Domain Owners are responsible for this context. They invite members into their domain, assign Product Owners, and take part in approving products before they go live. They also help define what data looks like, how long it is kept, and how it is managed.

Each domain can have up to two Domain Owners and exactly one Product Manager.

Products and the People Behind Them

Product Managers and Product Owners

Every domain has one Product Manager who keeps an eye on consistency and coherence across all products in that domain. Product Owners, on the other hand, are responsible for individual products.

Both roles are required to approve a product before it becomes available. This ensures that no single person can push something live on their own.

Members: Contributing Without Risk

Members can contribute by defining data, metadata, retention rules, and record management. What they cannot do is approve products or create stream templates. This protects the system from accidental or premature activation while still allowing broad participation.
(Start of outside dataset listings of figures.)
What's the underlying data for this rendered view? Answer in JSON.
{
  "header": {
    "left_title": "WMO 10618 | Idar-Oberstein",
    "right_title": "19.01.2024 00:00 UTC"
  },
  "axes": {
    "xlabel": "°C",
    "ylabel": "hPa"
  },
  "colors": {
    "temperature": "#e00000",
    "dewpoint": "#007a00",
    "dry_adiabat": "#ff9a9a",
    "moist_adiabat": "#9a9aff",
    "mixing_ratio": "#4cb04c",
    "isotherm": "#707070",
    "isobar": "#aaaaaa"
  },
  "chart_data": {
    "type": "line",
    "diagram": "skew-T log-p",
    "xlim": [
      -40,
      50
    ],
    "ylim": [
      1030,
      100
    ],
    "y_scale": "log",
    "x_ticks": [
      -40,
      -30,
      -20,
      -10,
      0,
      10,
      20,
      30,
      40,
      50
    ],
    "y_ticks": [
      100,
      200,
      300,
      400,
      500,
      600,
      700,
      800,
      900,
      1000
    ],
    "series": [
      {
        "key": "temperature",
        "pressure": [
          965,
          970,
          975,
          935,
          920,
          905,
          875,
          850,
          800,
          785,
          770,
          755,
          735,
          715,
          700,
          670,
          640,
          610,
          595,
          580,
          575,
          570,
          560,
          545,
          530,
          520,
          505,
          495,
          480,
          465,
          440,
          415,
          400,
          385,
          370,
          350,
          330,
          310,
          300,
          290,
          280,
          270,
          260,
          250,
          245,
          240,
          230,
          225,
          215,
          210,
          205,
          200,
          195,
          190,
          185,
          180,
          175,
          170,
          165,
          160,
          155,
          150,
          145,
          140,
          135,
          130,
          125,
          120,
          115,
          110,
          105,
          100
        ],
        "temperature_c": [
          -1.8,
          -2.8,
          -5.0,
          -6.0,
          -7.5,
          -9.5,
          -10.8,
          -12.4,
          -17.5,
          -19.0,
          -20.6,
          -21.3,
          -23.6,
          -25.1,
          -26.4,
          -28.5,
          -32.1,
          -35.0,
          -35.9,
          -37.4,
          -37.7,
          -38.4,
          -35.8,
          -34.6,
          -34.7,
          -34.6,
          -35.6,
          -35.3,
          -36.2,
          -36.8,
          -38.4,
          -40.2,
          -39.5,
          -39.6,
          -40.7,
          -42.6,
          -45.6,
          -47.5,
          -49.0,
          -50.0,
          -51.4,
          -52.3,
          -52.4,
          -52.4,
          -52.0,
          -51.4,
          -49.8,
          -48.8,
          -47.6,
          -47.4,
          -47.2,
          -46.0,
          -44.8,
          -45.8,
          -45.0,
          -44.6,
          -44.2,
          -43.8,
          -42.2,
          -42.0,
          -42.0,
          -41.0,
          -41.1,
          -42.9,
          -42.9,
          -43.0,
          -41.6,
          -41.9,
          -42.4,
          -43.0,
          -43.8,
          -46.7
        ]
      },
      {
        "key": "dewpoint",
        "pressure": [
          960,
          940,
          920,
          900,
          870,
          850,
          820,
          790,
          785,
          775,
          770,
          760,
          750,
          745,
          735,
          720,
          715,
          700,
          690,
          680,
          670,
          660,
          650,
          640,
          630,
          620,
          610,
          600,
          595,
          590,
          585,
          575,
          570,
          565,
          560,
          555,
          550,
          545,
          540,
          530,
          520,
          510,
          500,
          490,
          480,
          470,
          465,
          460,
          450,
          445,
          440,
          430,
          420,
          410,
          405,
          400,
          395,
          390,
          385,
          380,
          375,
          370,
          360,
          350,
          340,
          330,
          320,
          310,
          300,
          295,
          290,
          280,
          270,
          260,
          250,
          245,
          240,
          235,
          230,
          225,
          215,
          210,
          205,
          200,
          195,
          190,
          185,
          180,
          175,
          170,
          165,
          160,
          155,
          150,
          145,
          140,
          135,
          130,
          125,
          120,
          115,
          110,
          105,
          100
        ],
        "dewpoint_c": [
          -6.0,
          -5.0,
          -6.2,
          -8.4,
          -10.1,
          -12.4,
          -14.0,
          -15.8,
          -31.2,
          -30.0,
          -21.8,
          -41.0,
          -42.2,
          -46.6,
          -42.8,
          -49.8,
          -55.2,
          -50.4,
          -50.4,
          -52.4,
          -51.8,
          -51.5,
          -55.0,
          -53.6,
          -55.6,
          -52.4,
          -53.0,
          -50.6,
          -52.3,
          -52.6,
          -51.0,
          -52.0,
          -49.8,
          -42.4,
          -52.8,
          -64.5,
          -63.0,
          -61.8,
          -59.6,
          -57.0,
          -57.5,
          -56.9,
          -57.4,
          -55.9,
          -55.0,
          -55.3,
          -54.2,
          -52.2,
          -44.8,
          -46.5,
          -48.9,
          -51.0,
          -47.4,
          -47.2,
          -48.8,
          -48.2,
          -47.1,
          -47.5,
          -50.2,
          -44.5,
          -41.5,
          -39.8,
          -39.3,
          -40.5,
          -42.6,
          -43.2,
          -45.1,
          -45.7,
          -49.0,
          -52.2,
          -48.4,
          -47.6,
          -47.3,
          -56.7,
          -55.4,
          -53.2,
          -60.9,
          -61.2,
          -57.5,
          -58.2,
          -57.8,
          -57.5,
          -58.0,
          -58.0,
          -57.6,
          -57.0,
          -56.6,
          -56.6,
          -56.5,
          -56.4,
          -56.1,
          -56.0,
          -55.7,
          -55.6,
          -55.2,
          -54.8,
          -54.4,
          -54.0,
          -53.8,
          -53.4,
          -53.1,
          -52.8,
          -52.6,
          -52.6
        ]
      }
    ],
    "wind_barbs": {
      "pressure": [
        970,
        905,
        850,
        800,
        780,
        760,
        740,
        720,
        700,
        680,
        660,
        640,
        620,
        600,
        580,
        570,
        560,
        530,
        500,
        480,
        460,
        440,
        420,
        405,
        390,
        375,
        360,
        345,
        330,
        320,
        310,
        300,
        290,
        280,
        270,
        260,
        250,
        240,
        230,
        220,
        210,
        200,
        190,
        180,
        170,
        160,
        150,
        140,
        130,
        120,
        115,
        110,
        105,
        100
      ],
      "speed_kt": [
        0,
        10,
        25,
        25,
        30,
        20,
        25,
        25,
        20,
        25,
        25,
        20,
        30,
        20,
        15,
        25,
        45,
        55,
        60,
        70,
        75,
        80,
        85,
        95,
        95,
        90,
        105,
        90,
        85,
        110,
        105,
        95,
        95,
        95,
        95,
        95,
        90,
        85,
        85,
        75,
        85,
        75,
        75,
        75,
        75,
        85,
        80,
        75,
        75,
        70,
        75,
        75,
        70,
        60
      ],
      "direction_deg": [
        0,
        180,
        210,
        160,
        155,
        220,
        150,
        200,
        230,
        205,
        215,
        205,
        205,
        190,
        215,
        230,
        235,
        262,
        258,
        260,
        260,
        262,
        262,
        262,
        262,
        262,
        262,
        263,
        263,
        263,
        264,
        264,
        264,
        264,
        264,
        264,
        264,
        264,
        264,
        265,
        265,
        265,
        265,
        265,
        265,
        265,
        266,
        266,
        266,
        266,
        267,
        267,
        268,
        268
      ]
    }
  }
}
The Most Important Rule: Nothing Skips the Lifecycle

The ArQiver dashboard is organised around two clearly separated phases. These are not suggestions—they are the only allowed path forward.

Phase 1: Organise Your Enterprise & Create Data Streams

(Design comes before action)

In this phase, nothing “runs.” There is no data flowing, no operators working, no live products. Instead, the organisation defines what may exist.

  • Data Cards define which kinds of data are expected.
  • Metadata Cards explain what that data means.
  • Retention Protocols define how long data must be kept.
  • Records Management determines what actions are taken on data over time.
  • Stream Templates bring all of this together into a governed design.

Before a stream template is approved, it must be reviewed by several roles, including privacy and archive specialists. This ensures that legal, ethical, and operational considerations are addressed upfront.

At this stage, nothing is visible to operators. Nothing executes. This is intentional.

Phase 2: Activate & Maintain Your Data Products

(From agreement to action)

Only what has been designed and approved in Phase 1 can move forward.

Approved stream templates become streams. Streams can then be activated and assigned to operators—but they are still not usable until they are added to a product.

A product only goes live after explicit consent from:

  • the Product Owner,
  • the Product Manager,
  • the Domain Owner,
  • and the Data Space Owner.

This is not a technical checkbox. It is a moment of shared responsibility.

The Moment Work Begins

When a product goes live, something important happens: operators are notified. The product appears in their domain-driven dashboard, signalling that design has ended and execution may begin.

This clear handover prevents confusion. People know when they are allowed to act—and why.

Why This Matters

This approach may seem strict, but it solves problems many organisations struggle with:

  • Data flowing before meaning is agreed.
  • Products going live without shared responsibility.
  • Privacy and retention handled as afterthoughts.
  • Operators unsure whether something is ready.

ArQiver replaces all of this with clarity.

One Simple Principle

ArQiver separates money from meaning, design from execution, and governance from operation—so digital work can move forward safely, transparently, and together.

That is not bureaucracy. It is how trust is built in complex digital environments.